008.

931 53 5
                                    

Comía con desesperación, tragaba una cucharada tras otra sin siquiera detenerme a masticar o a tomar un sorbo de la copa con agua enfrente de mi plato. La mano de Marianne acarició mi cabeza mientras en sus labios se dibujaba una sonrisa de satisfacción, parecía que su cometido se había logrado, yo por fin había recuperado el apetito y ahora ella podía servirme tres comidas al día. Las demás hermanas me observaban desde sus puestos con los ojos bien abiertos y la cuchara de arroz a centímetros de la boca, estaban tan sorprendidas como lo estuvo la abadesa cuando pregunté en cuanto tiempo podría tomar mis votos. La confesion de Agustín que había dejado tan angustiada que lo único en lo que podía pensar era en evitar esos posibles sucesos pecaminosos, seria lo mejor para él y también para mi, por eso me entregaría por completo al convento.

― ¿Qué le sucede últimamente? ― Carlota cuestionó en dirección a Inés, ella se encogió de hombros sin dejar de verme.

― En vez de mirarla como un bicho raro deberían agradeceder que ha recuperado el apetito ― me sirvió más arroz de la olla en medio de la mesa. Justo en ese momento Agustín entró a la cocina, se detuvo y saludó fríamente; las bolsas debajo de sus ojos estaban remarcadas y en la comisura del labio tenia una pequeña herida. Se sirvió café en una taza y me miró, rápidamente aparté mis ojos de los suyos ―. Y también debemos darle gracias a Dios porque Abigail tomará sus votos pronto.

Agustín dejó de mover la cuchara dentro de su taza y puso con fuerza sobre el mesón, las hermanas lo miraron extrañadas y él se limitó a darles la espalda para buscar algo en la alacena. Inés sacudió la cabeza y habló.

― ¿Y eso debería alegrarnos? Abigail es la más joven de todas y se la pasa más enferma que la propia Agnes. No nos es muy útil como novicia y no lo será como monja.

― Tal vez sea la falta de obligaciones, el tiempo libre le da cabida al demonio de la pereza. ― Agnes remarcó la palabra pereza.

― O quizá sea el no recibir cartas de su familia. ― Maria tronó la lengua antes de darle un mordisco a su pan tostado, todas las demás guardaron silencio de pronto y lo único que se escuchó fue un sonido crujiente.

Me levanté de la mesa con mi plato en las manos, las monjas compartieron una mirada, Marianne llevó su mano a su cara con molestia y Agustín suspiró profundamente cuando pase a su lado para dejar el traste sucio en el lavadero.
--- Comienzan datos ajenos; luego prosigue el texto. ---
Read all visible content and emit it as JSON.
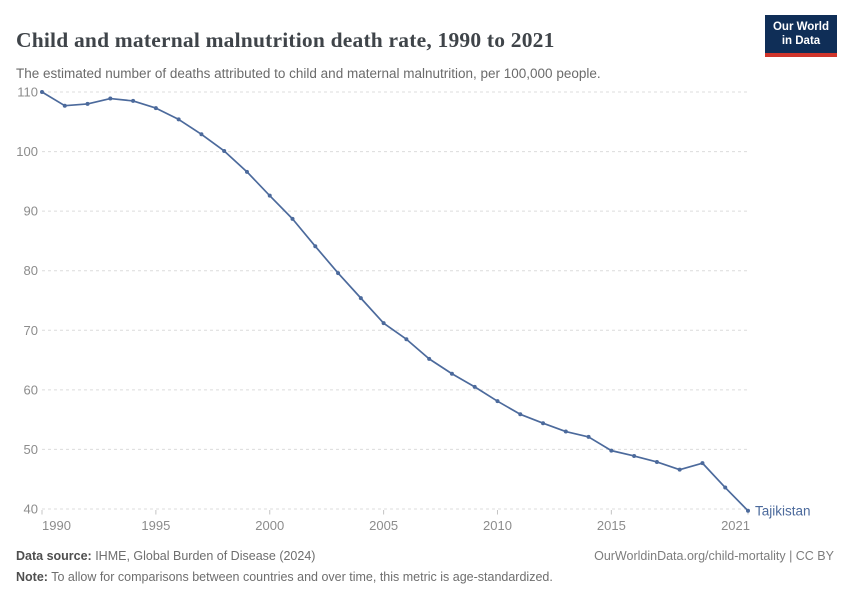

Tenia las manos apoyadas en el mesón, lo ignoré y salí de la cocina, me apresuré a ir al baño cerca del salón y cerré la puerta detrás de mi. Me hinqué frente al retrete e introduje mis dedos dentro de mi boca hasta tocar la garganta, mi espalda se arqueó en asco y luego de unos cuantos intentos más terminé por expulsar todo lo que había comido. Me limpié los labios con mi antebrazo, estire mi mano para jalar la cadena y me senté con los ojos cristalizados. Tal vez debi mencionar que también había retomado viejas costumbres, no podía permitir que mi abdomen creciera o mis piernas se hicieran más gruesas. Preferia estar como antes, hasta los huesos.

Podía escuchar a las ancianas hablar durante horas de lo inútil que les resultaba, lo enfermiza que era, lo muy flaca que estaba o lo pálida que era mi piel, pero no quería oír sobre el poco amor que mi familia sentía por mi. Siempre supe que no era la favorita de nadie, incluso después de mi yerro sabia que merecía su falta de interés, sin embargo, eran mis padres, mis hermanas, mi familia. Si en serio no les interesaba al menos debían fingir, solo necesitaba saber que pensaban en mi.

Dos golpeteos se oyeron en la puerta, levanté la frente y guardé silencio con intenciones de que Marianne me buscara en otro lugar. Pensé que era ella. Pero entonces él habló y todos los vellos de mi cuerpo se erizaron.

― ¿Estás bien?

― Estoy bien, padre. ― me apoyé de la pared para levantarme. No sabia que hacer, los últimos días lo había evitado.